For one of my cluster i create a daily report for the number of Jobs ran for the prev day, which includes job wait time, job launch time, no of jobs failed, succeeded, killed etc.
But form last two weeks the number jobs provided by Zeppelin notebook is different than the job count on RM UI for the same day.(less in zeppe)
For Zeppelin we are using a query to get the data from activity.yarn_application a, activity.job b tables and we are capturing only jobs which meet the condition that b.APP_ID = a.APP_ID.
Further analyzing i can see all the jobs are present in activity.yarn_application but not in activity.job.

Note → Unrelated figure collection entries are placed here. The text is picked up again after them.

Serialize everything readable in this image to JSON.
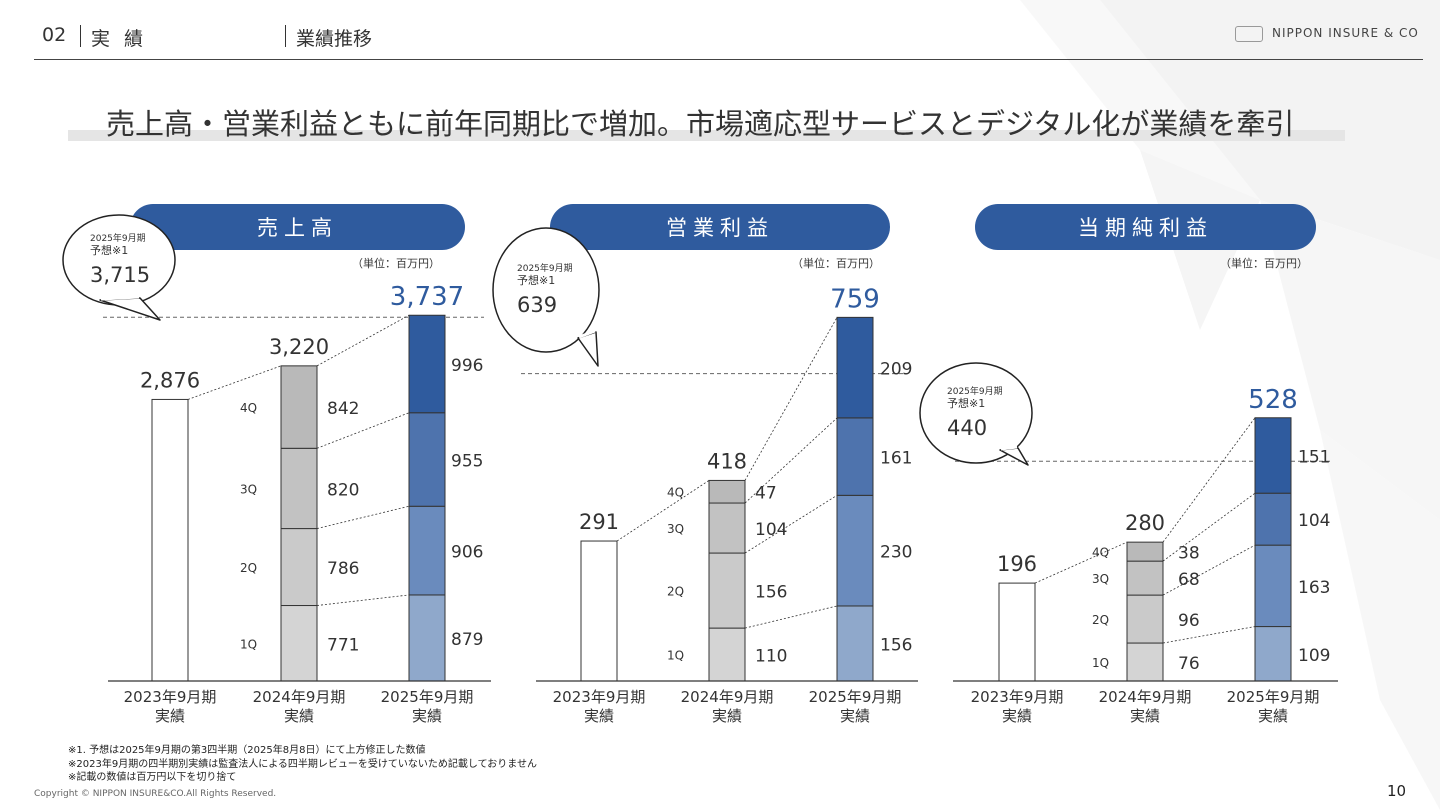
{
  "header": {
    "section_no": "02",
    "category": "実績",
    "subtitle": "業績推移",
    "logo_text": "NIPPON INSURE & CO"
  },
  "headline": "売上高・営業利益ともに前年同期比で増加。市場適応型サービスとデジタル化が業績を牽引",
  "colors": {
    "accent": "#2f5b9e",
    "q1_2025": "#8fa8cb",
    "q2_2025": "#6a8bbd",
    "q3_2025": "#4e73ad",
    "q4_2025": "#2f5b9e",
    "q1_2024": "#d4d4d4",
    "q2_2024": "#cacaca",
    "q3_2024": "#c2c2c2",
    "q4_2024": "#b9b9b9"
  },
  "chart_data": [
    {
      "type": "bar",
      "title": "売上高",
      "unit": "（単位：百万円）",
      "categories": [
        [
          "2023年9月期",
          "実績"
        ],
        [
          "2024年9月期",
          "実績"
        ],
        [
          "2025年9月期",
          "実績"
        ]
      ],
      "quarter_labels": [
        "1Q",
        "2Q",
        "3Q",
        "4Q"
      ],
      "totals": [
        2876,
        3220,
        3737
      ],
      "total_labels": [
        "2,876",
        "3,220",
        "3,737"
      ],
      "quarters_2024": [
        771,
        786,
        820,
        842
      ],
      "quarters_2025": [
        879,
        906,
        955,
        996
      ],
      "forecast": {
        "label": [
          "2025年9月期",
          "予想※1"
        ],
        "value": 3715,
        "value_label": "3,715"
      }
    },
    {
      "type": "bar",
      "title": "営業利益",
      "unit": "（単位：百万円）",
      "categories": [
        [
          "2023年9月期",
          "実績"
        ],
        [
          "2024年9月期",
          "実績"
        ],
        [
          "2025年9月期",
          "実績"
        ]
      ],
      "quarter_labels": [
        "1Q",
        "2Q",
        "3Q",
        "4Q"
      ],
      "totals": [
        291,
        418,
        759
      ],
      "total_labels": [
        "291",
        "418",
        "759"
      ],
      "quarters_2024": [
        110,
        156,
        104,
        47
      ],
      "quarters_2025": [
        156,
        230,
        161,
        209
      ],
      "forecast": {
        "label": [
          "2025年9月期",
          "予想※1"
        ],
        "value": 639,
        "value_label": "639"
      }
    },
    {
      "type": "bar",
      "title": "当期純利益",
      "unit": "（単位：百万円）",
      "categories": [
        [
          "2023年9月期",
          "実績"
        ],
        [
          "2024年9月期",
          "実績"
        ],
        [
          "2025年9月期",
          "実績"
        ]
      ],
      "quarter_labels": [
        "1Q",
        "2Q",
        "3Q",
        "4Q"
      ],
      "totals": [
        196,
        280,
        528
      ],
      "total_labels": [
        "196",
        "280",
        "528"
      ],
      "quarters_2024": [
        76,
        96,
        68,
        38
      ],
      "quarters_2025": [
        109,
        163,
        104,
        151
      ],
      "forecast": {
        "label": [
          "2025年9月期",
          "予想※1"
        ],
        "value": 440,
        "value_label": "440"
      }
    }
  ],
  "footnotes": [
    "※1. 予想は2025年9月期の第3四半期（2025年8月8日）にて上方修正した数値",
    "※2023年9月期の四半期別実績は監査法人による四半期レビューを受けていないため記載しておりません",
    "※記載の数値は百万円以下を切り捨て"
  ],
  "copyright": "Copyright © NIPPON INSURE&CO.All Rights Reserved.",
  "page_number": "10"
}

Please let me know if any more input is required
I did LEFT OUTER JOIN on this and and it seems to work but i have another issue. The time of the job fetched by the zeppelin smart sense query and that of the same job on RM UI is different by two hours, how do i change that?
i did the following->
1) Go to HBASE -> Configs -> Custom hbase-site. Add the property phoenix.query.dateFormatTimeZone=GMT+08:00
2) using the "timeZone" option in the Phoenix Thin Driver's
but it doesn't seem to work. Is there anything else i can do?
@Jay SenSharma Please can you help with how can i access these tables. some of my Tez jobs and all of my Spark jobs are not entering activity.job table. hence it is not giving many jobs in the output. I did left outer join so that i get all jobs but why is it happening?